Monet and Whistler painted scenes from the windows; Guglielmo Marconi made his first wireless broadcast to the United States from one of the hotel ballrooms; the French author Émile Zola lived it up at the Savoy while, hilariously, visiting London “to observe its poor.” Winston Churchill used it as a meeting place for the Other Club, a dining society whose members drank port and spent hours “re-enacting battles with the salt and pepper shakers” in a private room.
D’Oyly Carte died in 1901. His son Rupert ran the business until his own death in 1948; it then passed to Rupert’s daughter, Bridget. Divided into three parts, one for each era of ownership, the book is rich with details, both serious and frivolous, and deftly sets the story of this singular institution in the context of the greater forces of English history. It sags a bit toward the end, especially when the pressures of modernity and competition begin to assault the business. (I got the sense that, like a parent playing favorites, Williams found D’Oyly Carte more interesting than his heirs, which indeed he was.)

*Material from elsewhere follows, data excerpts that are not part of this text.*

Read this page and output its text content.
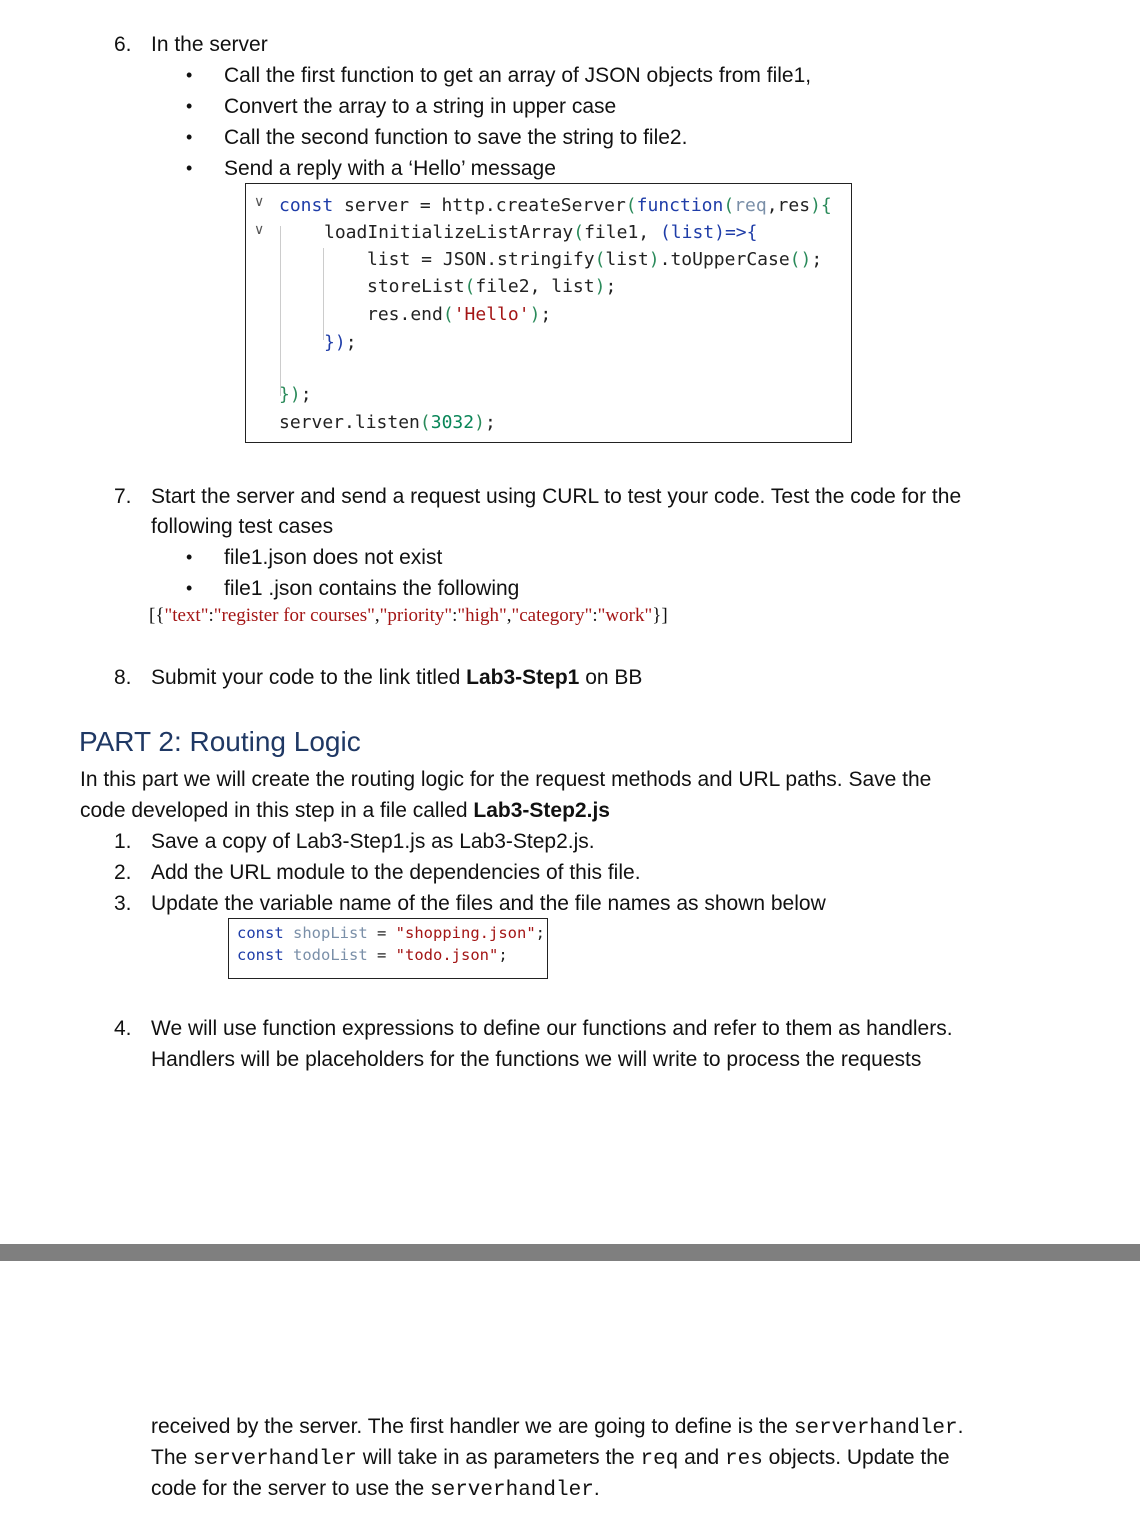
6. In the server
• Call the first function to get an array of JSON objects from file1,
• Convert the array to a string in upper case
• Call the second function to save the string to file2.
• Send a reply with a ‘Hello’ message
∨
∨
const server = http.createServer(function(req,res){
loadInitializeListArray(file1, (list)=>{
list = JSON.stringify(list).toUpperCase();
storeList(file2, list);
res.end('Hello');
});
});
server.listen(3032);
7. Start the server and send a request using CURL to test your code. Test the code for the
following test cases
• file1.json does not exist
• file1 .json contains the following
[{"text":"register for courses","priority":"high","category":"work"}]
8. Submit your code to the link titled Lab3-Step1 on BB
PART 2: Routing Logic
In this part we will create the routing logic for the request methods and URL paths. Save the
code developed in this step in a file called Lab3-Step2.js
1. Save a copy of Lab3-Step1.js as Lab3-Step2.js.
2. Add the URL module to the dependencies of this file.
3. Update the variable name of the files and the file names as shown below
const shopList = "shopping.json";
const todoList = "todo.json";
4. We will use function expressions to define our functions and refer to them as handlers.
Handlers will be placeholders for the functions we will write to process the requests
received by the server. The first handler we are going to define is the serverhandler.
The serverhandler will take in as parameters the req and res objects. Update the
code for the server to use the serverhandler.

The book ends in 1985, with Bridget’s death, and so omits my favorite modern-era Savoy anecdote. It stars the great Irish actor Richard Harris, who spent the last years of his life as a resident of the hotel.
Harris fell ill one night in 2002, and an ambulance was summoned. It would be his final night at the Savoy, but he left with a flourish. As a stretcher carried him through the crowded front hall, Harris half-lifted himself up and theatrically addressed the crowd of guests arriving for dinner. “It was the food,” he said.